Accurately identifying atypical mitotic figures in tissue samples is crucial for diagnosing and predicting the aggressiveness of tumors, yet it remains a complex task even for experienced pathologists. These figures, which indicate genomic instabilities, have significant prognostic value in cancers like breast carcinoma. However, manual counting and differentiation are time-consuming and prone to inconsistencies between observers.
To address these challenges, researchers Mieko Ochi and Yuan Bae from the Department of Pathology, Japanese Red Cross Medical Center, Japan, have developed a sophisticated two-stage artificial intelligence framework. This innovative approach aims to automate and improve the accuracy of atypical mitosis classification, as detailed in their paper, Ensemble of Pathology Foundation Models for MIDOG 2025 Track 2: Atypical Mitosis Classification.
A Two-Stage AI Framework for Enhanced Accuracy
The first stage of their framework involves fine-tuning multiple Pathology Foundation Models (PFMs). These are powerful AI models pre-trained on vast datasets of histopathology images. The fine-tuning process uses a technique called Low-Rank Adaptation (LoRA), which efficiently adapts these large models to the specific task of classifying mitotic figures without needing to retrain the entire model.
To further enhance the models’ performance and generalization, the training incorporates several key augmentations:
- Fisheye Augmentation: This optical distortion technique emphasizes the central region of an image, where mitotic figures are typically located, helping the models focus on these critical areas.
- Fourier Domain Adaptation (FDA): This method performs unsupervised style transfer using generic ImageNet images. It helps mitigate domain shifts that can arise from differences in scanner types and staining protocols across various institutions, making the models more robust.
- External Labeled Datasets: The MIDOG2025 dataset is augmented with additional labeled mitotic figure datasets to provide a richer and more diverse training experience.

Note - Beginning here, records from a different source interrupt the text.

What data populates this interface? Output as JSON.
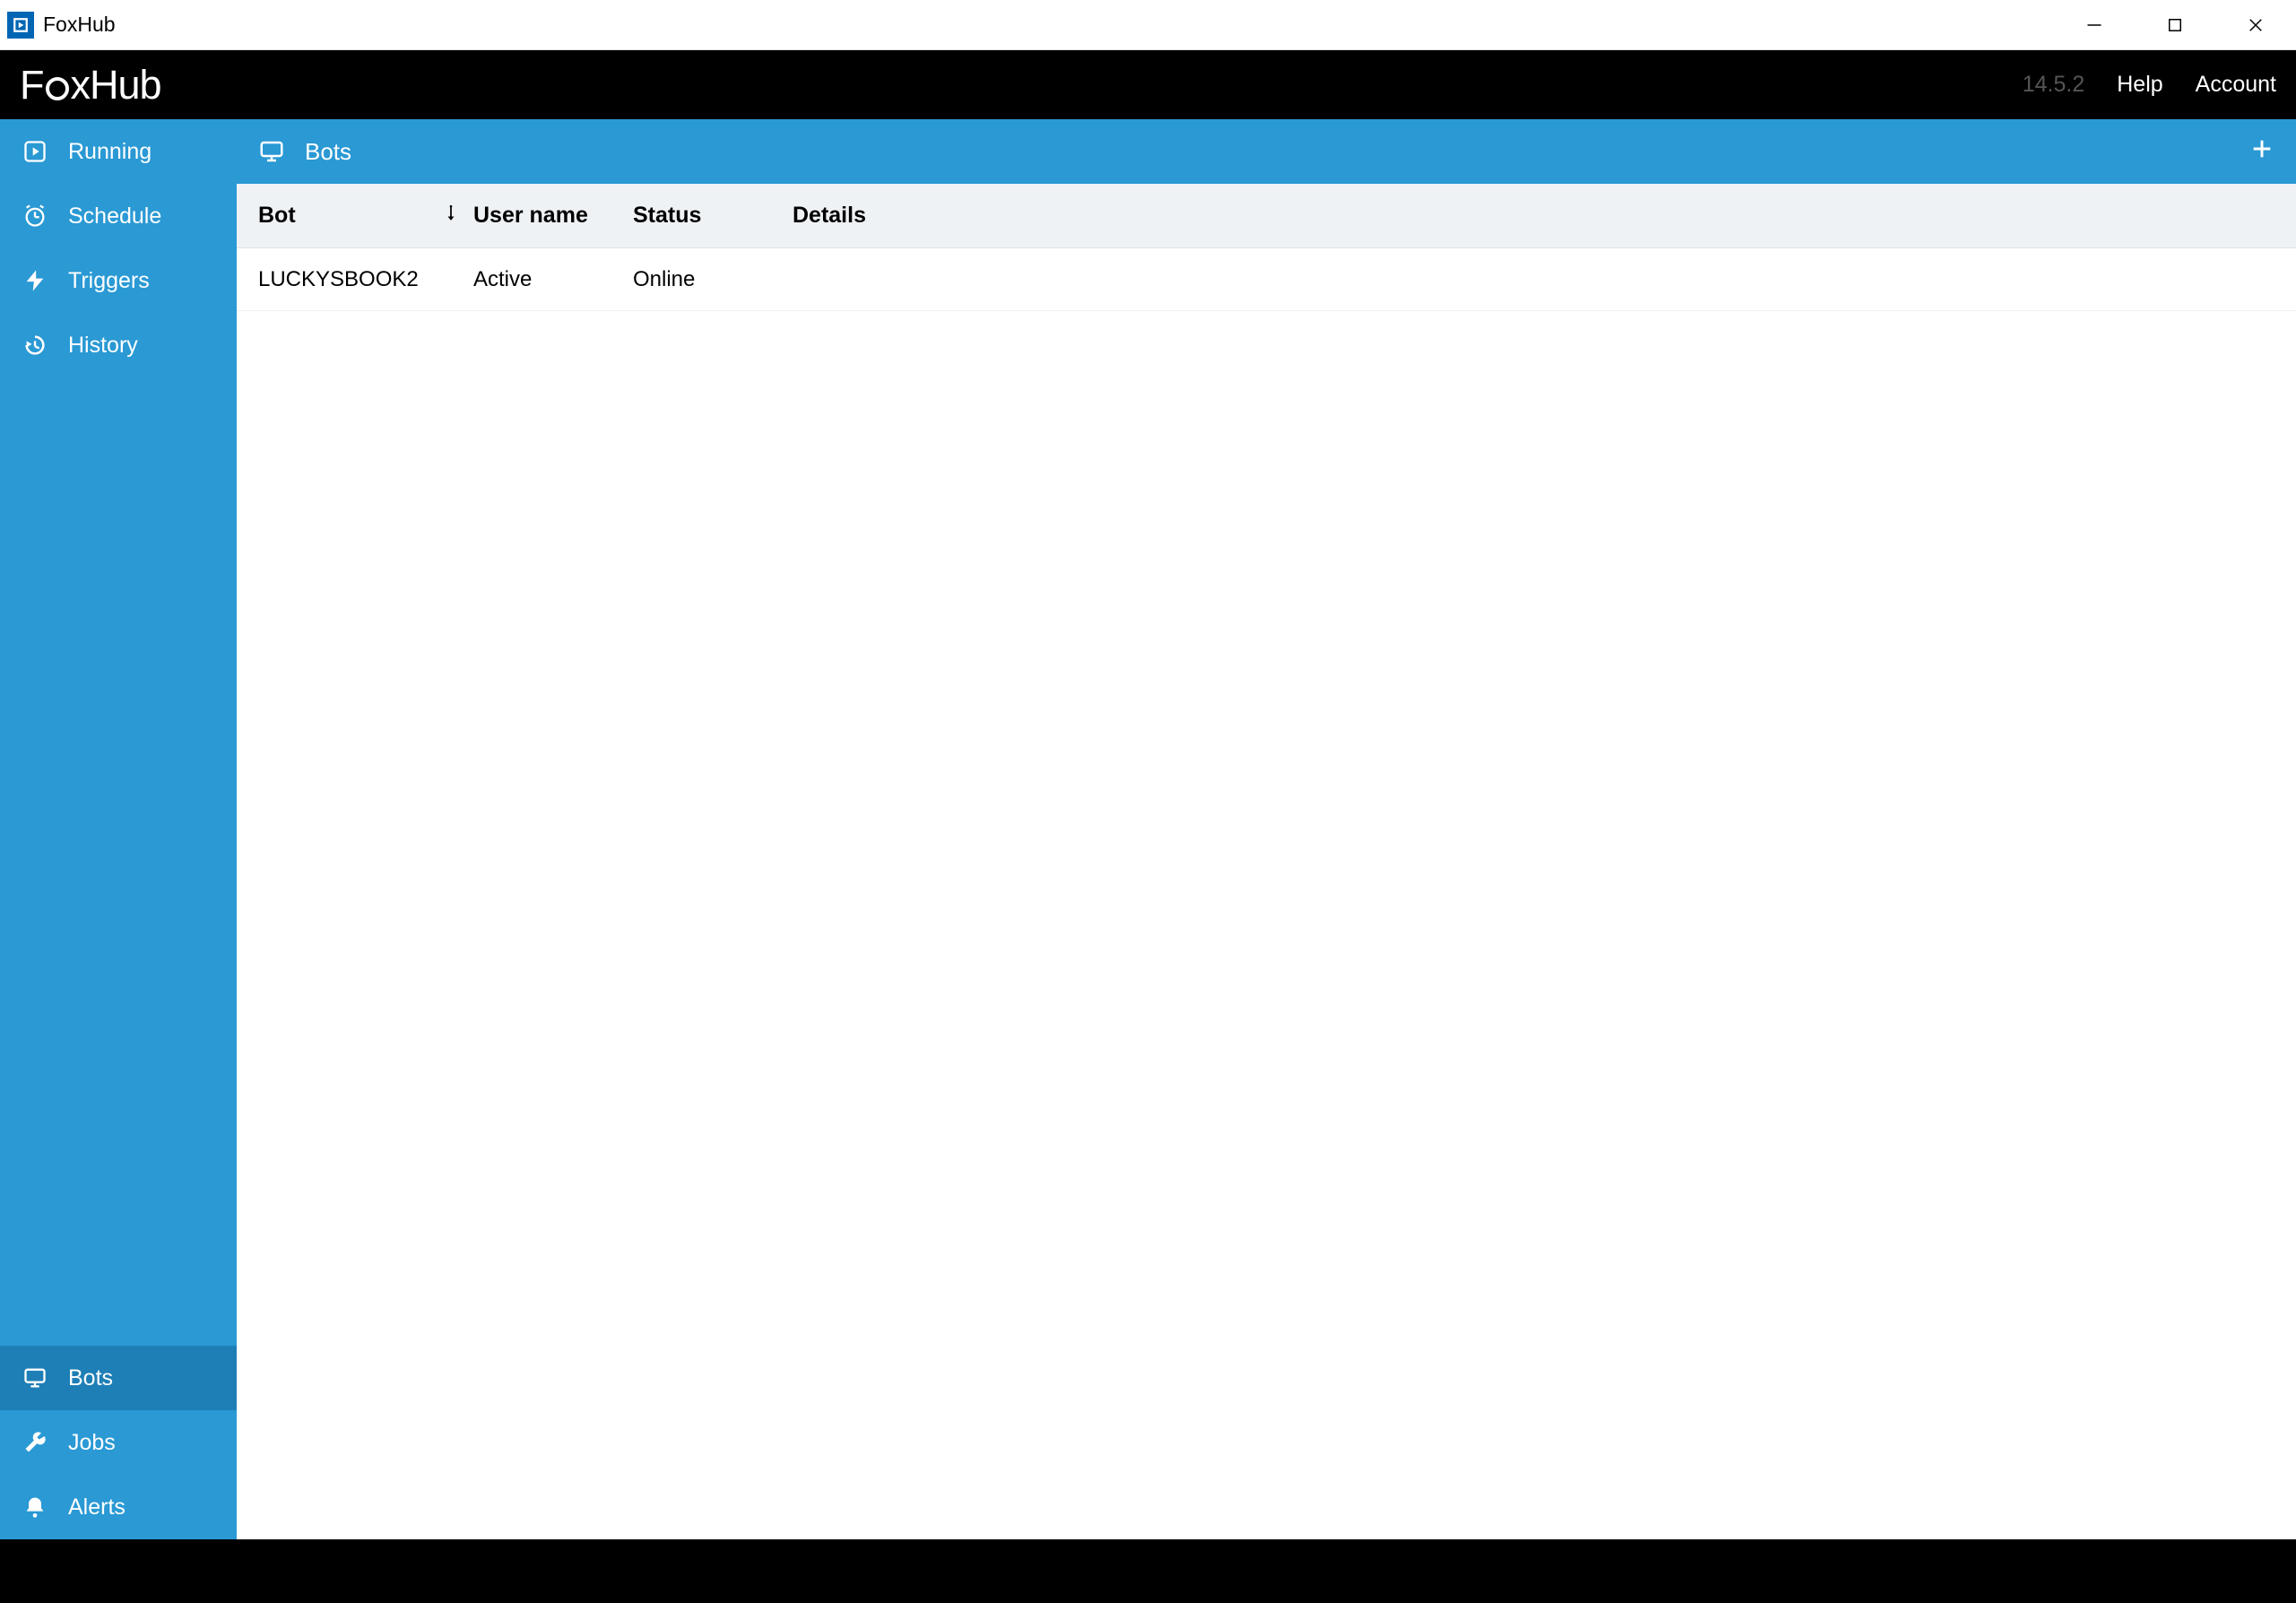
{
  "window": {
    "title": "FoxHub"
  },
  "topbar": {
    "logo_prefix": "F",
    "logo_suffix": "xHub",
    "version": "14.5.2",
    "help": "Help",
    "account": "Account"
  },
  "sidebar": {
    "top": [
      {
        "key": "running",
        "label": "Running",
        "icon": "play-circle-icon"
      },
      {
        "key": "schedule",
        "label": "Schedule",
        "icon": "alarm-icon"
      },
      {
        "key": "triggers",
        "label": "Triggers",
        "icon": "bolt-icon"
      },
      {
        "key": "history",
        "label": "History",
        "icon": "history-icon"
      }
    ],
    "bottom": [
      {
        "key": "bots",
        "label": "Bots",
        "icon": "monitor-icon",
        "selected": true
      },
      {
        "key": "jobs",
        "label": "Jobs",
        "icon": "wrench-icon"
      },
      {
        "key": "alerts",
        "label": "Alerts",
        "icon": "bell-icon"
      }
    ]
  },
  "section": {
    "title": "Bots"
  },
  "table": {
    "columns": {
      "bot": "Bot",
      "user": "User name",
      "status": "Status",
      "details": "Details"
    },
    "rows": [
      {
        "bot": "LUCKYSBOOK2",
        "user": "Active",
        "status": "Online",
        "details": ""
      }
    ]
  }
}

In the second stage, the adapted PFMs are combined using an ensemble learning approach. The researchers selected three prominent PFMs—UNI, Virchow, and Virchow2—known for their strong performance in pathology tasks. Each of these models has been pre-trained on different histopathology datasets, leading to diverse feature extraction capabilities. By ensembling their predictions, the framework integrates these complementary insights into a unified, more accurate classification decision.
Also Read:
- Enhancing Mitosis Detection in Digital Pathology with a Hybrid AI Approach
- Adaptive AI Strategies Advance Atypical Mitosis Classification in Pathology
Key Findings and Impact
The research included an ablation study to evaluate the effectiveness of fisheye and FDA augmentations. It was found that fisheye augmentation alone yielded the highest balanced accuracy for the UNI model, while the combination of both also performed well. More significantly, the ensemble of all three PFMs (UNI + Virchow + Virchow2) demonstrated a substantial improvement in balanced accuracy, increasing it by approximately 5% compared to the best single model (Virchow2).

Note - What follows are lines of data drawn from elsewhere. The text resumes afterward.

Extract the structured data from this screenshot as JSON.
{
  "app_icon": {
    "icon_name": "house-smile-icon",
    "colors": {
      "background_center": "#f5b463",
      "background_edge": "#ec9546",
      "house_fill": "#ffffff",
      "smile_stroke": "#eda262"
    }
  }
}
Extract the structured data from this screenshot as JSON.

The submitted ensemble models for the Preliminary Evaluation Phase showed promising results. While the combination of fisheye and FDA achieved a higher overall balanced accuracy, the fisheye-only model exhibited more stable performance across different domains, highlighting the importance of understanding how augmentations affect generalization.
This framework represents a significant step forward in automated histopathological image analysis. By leveraging the power of foundation models and advanced augmentation and ensemble techniques, it offers a reliable method for classifying atypical mitoses. This has the potential to reduce the workload on pathologists and improve the consistency and accuracy of tumor evaluation in clinical practice.